Dopo la discesa dello stivale, il passaggio autorizzato dal Papa attraverso lo Stato della Chiesa e le prime conquiste, don Carlo entrò a Napoli il 10 Maggio 1734, festeggiato dal popolo stanco della dominazione austriaca e dai nobili, i quali vedevano rinnovate le speranze di indipendenza. Le resinstenze austriache, tuttavia, erano tutt’altro che domate, e gli Spagnoli dovettero conquistare le roccaforti una ad una: il 26 maggio ci fu la storica battaglia di Bitonto, vicino Bari, dove ancora si svolge la rievocazione degli avvenimenti dell’epoca, in ricordo del punto di avvio di una nuova prosperità per il Mezzogiorno, fino al 24 Novembre, con la caduta di Capua. Nel 1735 Carlo scacciò gli Austriaci anche dalla Sicilia, venendo incoronato Re di Sicilia il 1735, a Palermo. I due Regni saranno poi uniti anche formalmente nel 1816 dal figlio di Carlo, Ferdinando, dando vita al Regno delle Due Sicilie. A Napoli, secondo l’investitura papale, fu Carlo VII, in Sicilia Carlo III, però egli scelse di non usare nessuna titolatura perché i sovrani precedenti regnarono da un trono straniero: il Re identificò se stesso, a questo punto, semplicemente come “Carlo”.

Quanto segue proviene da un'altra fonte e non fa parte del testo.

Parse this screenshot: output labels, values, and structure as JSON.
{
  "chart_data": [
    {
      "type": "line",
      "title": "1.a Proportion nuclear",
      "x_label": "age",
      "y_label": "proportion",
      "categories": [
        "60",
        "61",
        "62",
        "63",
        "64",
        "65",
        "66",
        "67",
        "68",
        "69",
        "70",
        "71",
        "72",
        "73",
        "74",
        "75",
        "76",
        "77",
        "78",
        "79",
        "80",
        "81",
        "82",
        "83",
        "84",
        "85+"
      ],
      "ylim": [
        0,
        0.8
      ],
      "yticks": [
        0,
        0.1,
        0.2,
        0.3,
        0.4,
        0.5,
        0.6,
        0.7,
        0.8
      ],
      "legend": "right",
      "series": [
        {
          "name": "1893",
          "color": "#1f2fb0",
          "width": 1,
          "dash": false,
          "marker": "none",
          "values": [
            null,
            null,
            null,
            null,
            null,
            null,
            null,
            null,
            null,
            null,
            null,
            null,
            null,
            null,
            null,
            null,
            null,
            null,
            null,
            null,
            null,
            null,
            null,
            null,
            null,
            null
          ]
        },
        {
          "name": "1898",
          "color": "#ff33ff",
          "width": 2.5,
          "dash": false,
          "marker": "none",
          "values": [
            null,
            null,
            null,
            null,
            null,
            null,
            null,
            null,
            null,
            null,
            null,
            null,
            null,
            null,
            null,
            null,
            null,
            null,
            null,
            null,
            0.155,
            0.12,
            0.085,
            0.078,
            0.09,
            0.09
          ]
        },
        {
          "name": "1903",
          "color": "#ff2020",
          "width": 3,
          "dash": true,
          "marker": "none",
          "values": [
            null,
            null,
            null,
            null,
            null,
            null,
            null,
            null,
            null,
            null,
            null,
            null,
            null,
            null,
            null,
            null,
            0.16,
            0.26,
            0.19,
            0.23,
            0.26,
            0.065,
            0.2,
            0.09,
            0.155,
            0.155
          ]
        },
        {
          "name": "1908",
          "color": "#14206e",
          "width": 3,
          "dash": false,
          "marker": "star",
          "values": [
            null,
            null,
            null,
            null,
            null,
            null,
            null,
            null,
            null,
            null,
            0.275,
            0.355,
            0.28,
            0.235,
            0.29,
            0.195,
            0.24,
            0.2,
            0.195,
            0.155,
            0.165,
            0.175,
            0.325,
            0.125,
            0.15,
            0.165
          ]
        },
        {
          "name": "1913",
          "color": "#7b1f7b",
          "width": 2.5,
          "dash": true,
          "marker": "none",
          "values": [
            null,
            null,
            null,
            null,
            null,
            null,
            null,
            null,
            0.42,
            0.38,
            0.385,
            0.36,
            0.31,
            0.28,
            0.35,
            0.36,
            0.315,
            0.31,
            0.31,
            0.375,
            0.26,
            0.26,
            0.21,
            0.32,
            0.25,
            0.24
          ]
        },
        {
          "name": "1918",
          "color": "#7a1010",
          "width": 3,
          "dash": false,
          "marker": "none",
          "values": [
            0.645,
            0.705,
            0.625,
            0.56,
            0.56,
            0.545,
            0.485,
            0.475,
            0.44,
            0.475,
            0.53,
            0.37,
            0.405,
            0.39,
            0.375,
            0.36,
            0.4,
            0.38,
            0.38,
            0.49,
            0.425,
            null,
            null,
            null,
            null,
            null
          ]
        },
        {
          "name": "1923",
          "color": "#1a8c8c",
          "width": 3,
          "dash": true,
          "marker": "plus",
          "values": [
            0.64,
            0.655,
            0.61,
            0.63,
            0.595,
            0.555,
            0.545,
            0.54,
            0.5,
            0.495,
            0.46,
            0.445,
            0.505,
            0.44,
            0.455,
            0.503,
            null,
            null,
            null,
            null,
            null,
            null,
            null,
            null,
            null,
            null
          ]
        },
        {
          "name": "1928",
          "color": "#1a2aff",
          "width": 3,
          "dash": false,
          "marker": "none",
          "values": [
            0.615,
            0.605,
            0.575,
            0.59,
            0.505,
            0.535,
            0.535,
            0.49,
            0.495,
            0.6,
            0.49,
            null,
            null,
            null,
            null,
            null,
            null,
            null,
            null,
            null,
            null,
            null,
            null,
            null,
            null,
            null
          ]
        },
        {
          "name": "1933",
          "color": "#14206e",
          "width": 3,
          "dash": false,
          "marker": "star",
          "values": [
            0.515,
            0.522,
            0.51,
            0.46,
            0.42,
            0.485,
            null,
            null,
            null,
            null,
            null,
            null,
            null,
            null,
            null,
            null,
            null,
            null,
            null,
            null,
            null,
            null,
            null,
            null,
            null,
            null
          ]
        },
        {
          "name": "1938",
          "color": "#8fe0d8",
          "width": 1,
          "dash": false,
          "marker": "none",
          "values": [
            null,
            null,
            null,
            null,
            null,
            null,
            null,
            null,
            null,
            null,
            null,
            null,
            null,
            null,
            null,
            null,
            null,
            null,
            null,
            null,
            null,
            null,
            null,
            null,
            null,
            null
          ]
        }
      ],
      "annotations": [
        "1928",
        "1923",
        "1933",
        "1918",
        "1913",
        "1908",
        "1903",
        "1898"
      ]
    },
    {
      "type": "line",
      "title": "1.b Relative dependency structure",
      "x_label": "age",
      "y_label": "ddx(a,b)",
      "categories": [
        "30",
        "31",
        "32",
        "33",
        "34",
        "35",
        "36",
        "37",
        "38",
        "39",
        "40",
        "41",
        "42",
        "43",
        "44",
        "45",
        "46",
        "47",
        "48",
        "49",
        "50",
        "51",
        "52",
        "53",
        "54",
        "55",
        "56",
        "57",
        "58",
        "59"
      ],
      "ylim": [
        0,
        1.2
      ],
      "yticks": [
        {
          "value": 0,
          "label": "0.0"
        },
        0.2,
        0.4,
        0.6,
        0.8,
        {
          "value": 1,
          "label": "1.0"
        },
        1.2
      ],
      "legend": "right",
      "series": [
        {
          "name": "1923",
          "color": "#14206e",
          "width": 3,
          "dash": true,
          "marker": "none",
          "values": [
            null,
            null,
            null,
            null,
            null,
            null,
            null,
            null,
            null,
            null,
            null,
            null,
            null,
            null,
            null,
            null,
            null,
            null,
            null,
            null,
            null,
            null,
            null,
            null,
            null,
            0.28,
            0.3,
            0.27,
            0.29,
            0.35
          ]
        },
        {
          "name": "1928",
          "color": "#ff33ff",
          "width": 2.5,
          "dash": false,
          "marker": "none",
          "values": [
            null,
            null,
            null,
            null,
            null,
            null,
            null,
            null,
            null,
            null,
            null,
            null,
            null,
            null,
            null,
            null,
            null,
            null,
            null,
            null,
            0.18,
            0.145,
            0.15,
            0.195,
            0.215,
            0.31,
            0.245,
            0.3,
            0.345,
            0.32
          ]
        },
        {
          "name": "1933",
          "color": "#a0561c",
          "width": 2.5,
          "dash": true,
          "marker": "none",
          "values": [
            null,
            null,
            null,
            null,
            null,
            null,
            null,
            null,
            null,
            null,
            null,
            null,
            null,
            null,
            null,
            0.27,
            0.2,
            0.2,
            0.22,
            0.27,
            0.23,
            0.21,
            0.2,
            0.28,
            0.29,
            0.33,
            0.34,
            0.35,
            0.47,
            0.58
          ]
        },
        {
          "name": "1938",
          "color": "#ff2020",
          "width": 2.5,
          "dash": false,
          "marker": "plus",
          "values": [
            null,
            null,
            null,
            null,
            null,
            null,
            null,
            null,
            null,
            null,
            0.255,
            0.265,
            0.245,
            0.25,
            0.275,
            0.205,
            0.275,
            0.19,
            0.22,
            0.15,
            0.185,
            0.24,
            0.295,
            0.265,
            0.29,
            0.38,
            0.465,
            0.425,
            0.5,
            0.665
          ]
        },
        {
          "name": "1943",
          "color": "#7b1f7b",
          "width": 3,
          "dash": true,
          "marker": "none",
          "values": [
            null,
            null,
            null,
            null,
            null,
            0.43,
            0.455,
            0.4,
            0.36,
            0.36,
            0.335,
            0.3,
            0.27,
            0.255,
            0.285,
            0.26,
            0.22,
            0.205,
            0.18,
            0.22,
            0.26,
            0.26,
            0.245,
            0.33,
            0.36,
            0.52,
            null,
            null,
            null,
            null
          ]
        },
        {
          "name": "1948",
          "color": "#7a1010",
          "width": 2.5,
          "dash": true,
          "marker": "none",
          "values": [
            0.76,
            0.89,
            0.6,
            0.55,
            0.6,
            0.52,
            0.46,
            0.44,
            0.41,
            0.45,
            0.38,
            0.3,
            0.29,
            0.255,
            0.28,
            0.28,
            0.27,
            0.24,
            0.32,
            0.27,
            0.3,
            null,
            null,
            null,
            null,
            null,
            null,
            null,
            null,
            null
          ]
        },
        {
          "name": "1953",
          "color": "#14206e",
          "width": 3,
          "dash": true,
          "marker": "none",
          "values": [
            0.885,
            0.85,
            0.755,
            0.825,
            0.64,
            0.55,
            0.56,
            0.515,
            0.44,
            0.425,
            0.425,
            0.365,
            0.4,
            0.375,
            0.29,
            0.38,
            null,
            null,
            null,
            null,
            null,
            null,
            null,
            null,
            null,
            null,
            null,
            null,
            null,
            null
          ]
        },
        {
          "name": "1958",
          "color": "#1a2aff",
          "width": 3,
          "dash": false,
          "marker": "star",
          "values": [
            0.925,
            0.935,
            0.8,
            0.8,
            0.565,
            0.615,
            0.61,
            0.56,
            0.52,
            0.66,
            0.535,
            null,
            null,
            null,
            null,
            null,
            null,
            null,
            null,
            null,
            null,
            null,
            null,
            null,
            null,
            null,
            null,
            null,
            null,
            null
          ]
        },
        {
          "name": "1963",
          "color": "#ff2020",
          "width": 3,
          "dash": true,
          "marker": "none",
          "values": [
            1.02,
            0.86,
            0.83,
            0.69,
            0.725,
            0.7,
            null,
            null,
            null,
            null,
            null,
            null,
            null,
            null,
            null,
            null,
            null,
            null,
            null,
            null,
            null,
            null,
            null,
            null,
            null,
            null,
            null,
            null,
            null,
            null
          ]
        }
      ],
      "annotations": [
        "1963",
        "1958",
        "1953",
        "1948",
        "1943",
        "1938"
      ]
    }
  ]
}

Don Carlo, il buon Re, fu un sovrano amato dal popolo e che amò il popolo, tanto che, dovendo abbandonare Napoli perché la corona spagnola nel 1759 era rimasta senza eredi, se ne andò palesemente controvoglia; in Spagna divenne Carlo III, non essendoci, questa volta, alcuna diatriba circa la numerazione. Nel frattempo Carlo aveva avviato una serie di interventi
che faranno prosperi i suoi regni, e di Napoli una delle principali capitali d’Europa. Inaugurò gli Scavi Archeologici di Pompei, Ercolano e Stabia, oltre alle costruzioni del Teatro di San Carlo, le Regge di Portici e Capodimonte, il Foro Carolino (l’attuale Piazza Dante a Napoli), la Reggia di Caserta, gli Alberghi dei Poveri a Napoli e Palermo, oltre ad altri diversi interventi in tutti i suoi territori, in particolar modo di tipo amministrativo e politico. Il riportare alla luce le città sepolte dal Vesuvio creò grande entusiasmo in tutta l’Europa, vale a dire in tutto il mondo, e Napoli divenne la meta finale e più preziosa del Gran Tour; lo stesso Re Carlo si recava spessissimo a controllare lo stato degli scavi, e portava sempre al dito un anello che aveva trovato a Pompei, l’anello che poi restituirà in quanto di proprietà del popolo napoletano, quando se ne partì per la Spagna. Imparò la Lingua Napoletana per essere in grado di capire e comunicare con il suo popolo e, secondo una leggenda, in Spagna portò con sé anche un po’ del sangue di San Gennaro.